Novas Tarifas Americanas Marcam a Disputa Eleitoral de 2026

A recente decisão do governo dos Estados Unidos de aplicar uma taxa adicional sobre diversas exportações brasileiras promete ser um tema central na campanha presidencial de 2026. Tanto o presidente Luiz Inácio Lula da Silva (PT) quanto o senador Flávio Bolsonaro (PL-RJ), principais concorrentes na disputa, buscam reverter a situação em seus favoráveis.

O presidente dos EUA, Donald Trump, acatou uma recomendação do Escritório do Representante de Comércio (USTR) e anunciou a imposição de uma sobretaxa de 25% sobre uma série de produtos brasileiros. A medida, divulgada na noite de 15 de julho, isenta itens como carne, café e suco de laranja, mas tem gerado preocupações significativas no governo brasileiro.

Impacto Político e Estratégias de Campanha

Com a aplicação das tarifas agendada para 22 de julho, as campanhas de Lula e Flávio já preveem um cenário de intensa exploração desse tema. Mesmo com tentativas diplomáticas do Itamaraty para reverter a decisão, a expectativa de que essa medida se concretizasse era um assunto em discussão no governo, que já buscava minimizar suas implicações.

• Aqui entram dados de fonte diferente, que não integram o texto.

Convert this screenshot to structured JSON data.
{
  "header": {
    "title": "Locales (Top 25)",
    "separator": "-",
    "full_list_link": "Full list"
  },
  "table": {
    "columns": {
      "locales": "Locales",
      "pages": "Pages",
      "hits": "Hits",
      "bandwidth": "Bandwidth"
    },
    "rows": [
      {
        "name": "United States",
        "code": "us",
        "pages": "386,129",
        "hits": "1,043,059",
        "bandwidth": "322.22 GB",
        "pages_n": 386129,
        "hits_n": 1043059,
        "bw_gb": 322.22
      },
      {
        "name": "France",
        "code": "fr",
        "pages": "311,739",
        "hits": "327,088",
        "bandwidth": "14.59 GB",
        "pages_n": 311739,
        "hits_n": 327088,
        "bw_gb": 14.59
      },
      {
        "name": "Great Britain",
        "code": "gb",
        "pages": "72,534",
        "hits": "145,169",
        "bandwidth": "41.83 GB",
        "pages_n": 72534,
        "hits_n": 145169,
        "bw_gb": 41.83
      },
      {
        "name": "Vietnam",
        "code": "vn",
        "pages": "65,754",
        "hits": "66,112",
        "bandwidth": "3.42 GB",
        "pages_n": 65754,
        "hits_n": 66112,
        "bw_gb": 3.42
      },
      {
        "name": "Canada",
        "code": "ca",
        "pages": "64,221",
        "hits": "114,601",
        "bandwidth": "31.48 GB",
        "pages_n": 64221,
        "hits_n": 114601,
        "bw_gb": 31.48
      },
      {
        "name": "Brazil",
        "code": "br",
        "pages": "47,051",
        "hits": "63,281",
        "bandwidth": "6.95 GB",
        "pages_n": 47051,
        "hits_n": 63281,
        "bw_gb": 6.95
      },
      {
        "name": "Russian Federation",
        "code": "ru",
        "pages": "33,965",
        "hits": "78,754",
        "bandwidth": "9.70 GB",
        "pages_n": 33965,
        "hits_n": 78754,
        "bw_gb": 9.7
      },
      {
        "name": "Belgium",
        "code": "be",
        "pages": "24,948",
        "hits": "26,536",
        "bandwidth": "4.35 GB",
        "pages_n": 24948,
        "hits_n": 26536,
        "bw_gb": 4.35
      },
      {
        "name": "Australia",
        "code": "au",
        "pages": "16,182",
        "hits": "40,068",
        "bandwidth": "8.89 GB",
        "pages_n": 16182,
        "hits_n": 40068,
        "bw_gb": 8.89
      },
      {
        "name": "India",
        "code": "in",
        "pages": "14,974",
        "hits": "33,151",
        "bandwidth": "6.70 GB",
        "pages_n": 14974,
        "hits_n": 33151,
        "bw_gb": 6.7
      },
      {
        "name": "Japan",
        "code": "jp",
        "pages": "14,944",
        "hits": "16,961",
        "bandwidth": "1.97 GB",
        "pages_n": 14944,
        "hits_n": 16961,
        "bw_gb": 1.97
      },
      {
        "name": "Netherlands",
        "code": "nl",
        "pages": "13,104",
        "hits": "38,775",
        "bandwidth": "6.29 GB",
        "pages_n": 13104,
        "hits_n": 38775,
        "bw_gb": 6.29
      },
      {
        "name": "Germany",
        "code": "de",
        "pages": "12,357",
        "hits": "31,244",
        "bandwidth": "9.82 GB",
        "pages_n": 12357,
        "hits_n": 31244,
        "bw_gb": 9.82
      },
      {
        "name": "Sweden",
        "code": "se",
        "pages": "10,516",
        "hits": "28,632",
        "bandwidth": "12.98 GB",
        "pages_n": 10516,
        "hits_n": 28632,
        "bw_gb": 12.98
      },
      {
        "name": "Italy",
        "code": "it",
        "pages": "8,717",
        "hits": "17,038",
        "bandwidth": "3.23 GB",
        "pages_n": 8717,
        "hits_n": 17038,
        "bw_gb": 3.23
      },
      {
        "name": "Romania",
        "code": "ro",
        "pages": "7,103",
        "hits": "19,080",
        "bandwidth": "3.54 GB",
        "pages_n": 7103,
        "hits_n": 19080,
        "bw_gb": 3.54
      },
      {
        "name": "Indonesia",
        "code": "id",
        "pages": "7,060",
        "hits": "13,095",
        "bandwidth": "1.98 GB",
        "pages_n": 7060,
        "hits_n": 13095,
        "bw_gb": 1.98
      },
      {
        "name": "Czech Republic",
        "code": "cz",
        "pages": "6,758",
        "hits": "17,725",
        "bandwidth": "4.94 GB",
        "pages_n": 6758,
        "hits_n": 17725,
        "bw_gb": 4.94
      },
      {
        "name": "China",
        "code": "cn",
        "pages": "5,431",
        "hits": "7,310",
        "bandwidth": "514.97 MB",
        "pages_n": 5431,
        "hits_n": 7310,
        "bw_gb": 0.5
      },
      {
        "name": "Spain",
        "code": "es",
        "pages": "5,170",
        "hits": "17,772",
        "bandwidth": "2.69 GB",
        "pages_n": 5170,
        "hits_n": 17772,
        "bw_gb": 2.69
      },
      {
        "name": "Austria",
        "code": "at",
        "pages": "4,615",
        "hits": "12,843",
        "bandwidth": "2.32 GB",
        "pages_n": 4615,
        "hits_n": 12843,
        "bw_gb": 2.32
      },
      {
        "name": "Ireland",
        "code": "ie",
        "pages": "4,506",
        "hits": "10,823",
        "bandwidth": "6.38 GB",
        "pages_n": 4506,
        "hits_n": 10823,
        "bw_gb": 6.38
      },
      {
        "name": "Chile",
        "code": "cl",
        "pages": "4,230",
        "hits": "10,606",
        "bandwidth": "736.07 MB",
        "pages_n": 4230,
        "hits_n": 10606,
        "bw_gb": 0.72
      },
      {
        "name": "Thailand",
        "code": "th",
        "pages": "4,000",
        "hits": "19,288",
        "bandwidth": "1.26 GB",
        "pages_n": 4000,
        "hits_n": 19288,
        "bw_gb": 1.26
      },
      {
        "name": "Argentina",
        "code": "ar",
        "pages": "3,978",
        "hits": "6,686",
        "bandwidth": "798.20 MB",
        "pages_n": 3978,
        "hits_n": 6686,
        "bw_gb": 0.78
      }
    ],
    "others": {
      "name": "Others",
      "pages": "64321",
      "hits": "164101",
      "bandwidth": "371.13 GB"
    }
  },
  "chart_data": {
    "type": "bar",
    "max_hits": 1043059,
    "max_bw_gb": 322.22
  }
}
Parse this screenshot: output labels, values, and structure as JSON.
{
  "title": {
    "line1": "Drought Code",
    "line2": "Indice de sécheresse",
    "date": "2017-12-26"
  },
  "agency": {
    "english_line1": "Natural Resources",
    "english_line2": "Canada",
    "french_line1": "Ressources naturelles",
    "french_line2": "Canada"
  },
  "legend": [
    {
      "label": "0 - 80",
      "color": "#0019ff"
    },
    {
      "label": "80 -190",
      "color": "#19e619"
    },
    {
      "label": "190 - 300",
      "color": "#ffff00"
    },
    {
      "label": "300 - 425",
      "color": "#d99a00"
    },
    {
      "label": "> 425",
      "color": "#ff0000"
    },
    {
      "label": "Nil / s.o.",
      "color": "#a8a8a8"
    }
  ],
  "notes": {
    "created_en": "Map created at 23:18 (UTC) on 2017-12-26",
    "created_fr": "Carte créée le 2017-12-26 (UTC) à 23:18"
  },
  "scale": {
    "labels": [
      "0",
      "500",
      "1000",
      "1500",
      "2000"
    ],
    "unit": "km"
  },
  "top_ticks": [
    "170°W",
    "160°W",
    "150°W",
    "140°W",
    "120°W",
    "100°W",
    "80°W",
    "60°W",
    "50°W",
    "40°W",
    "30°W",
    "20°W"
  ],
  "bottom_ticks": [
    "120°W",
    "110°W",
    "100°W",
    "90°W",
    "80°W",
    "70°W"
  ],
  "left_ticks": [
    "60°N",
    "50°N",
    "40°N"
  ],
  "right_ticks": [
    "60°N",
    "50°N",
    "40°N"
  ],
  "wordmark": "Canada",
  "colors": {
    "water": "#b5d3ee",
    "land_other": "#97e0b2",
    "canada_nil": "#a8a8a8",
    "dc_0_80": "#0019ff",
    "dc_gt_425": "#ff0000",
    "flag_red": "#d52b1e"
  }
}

Na visão do Palácio do Planalto, a tarifa é considerada uma ação política, potencialmente orquestrada por membros da família Bolsonaro. Assim, a campanha de Lula está se preparando para associar a sobretaxa à gestão de Flávio e seus aliados, alegando que a deterioração das relações Brasil-EUA contribuiu para a adoção das tarifas.

Um dos focos da campanha de Lula será o uso da expressão “Tariflávio”, que visa responsabilizar o senador pela decisão americana. O PT pretende reforçar as críticas à atuação de figuras ligadas a Flávio em Washington, como Eduardo Bolsonaro, que supostamente pressionaram o governo dos EUA a implementar as sanções comerciais.

Reação da Campanha de Flávio Bolsonaro

Por outro lado, a equipe de campanha de Flávio Bolsonaro planeja responsabilizar o governo Lula pela nova tarifa. A avaliação entre seus membros é que a sobretaxa é um reflexo da política externa adotada pelo atual governo, e a estratégia é claramente delineada: “A culpa da tarifa é do PT”, afirmam.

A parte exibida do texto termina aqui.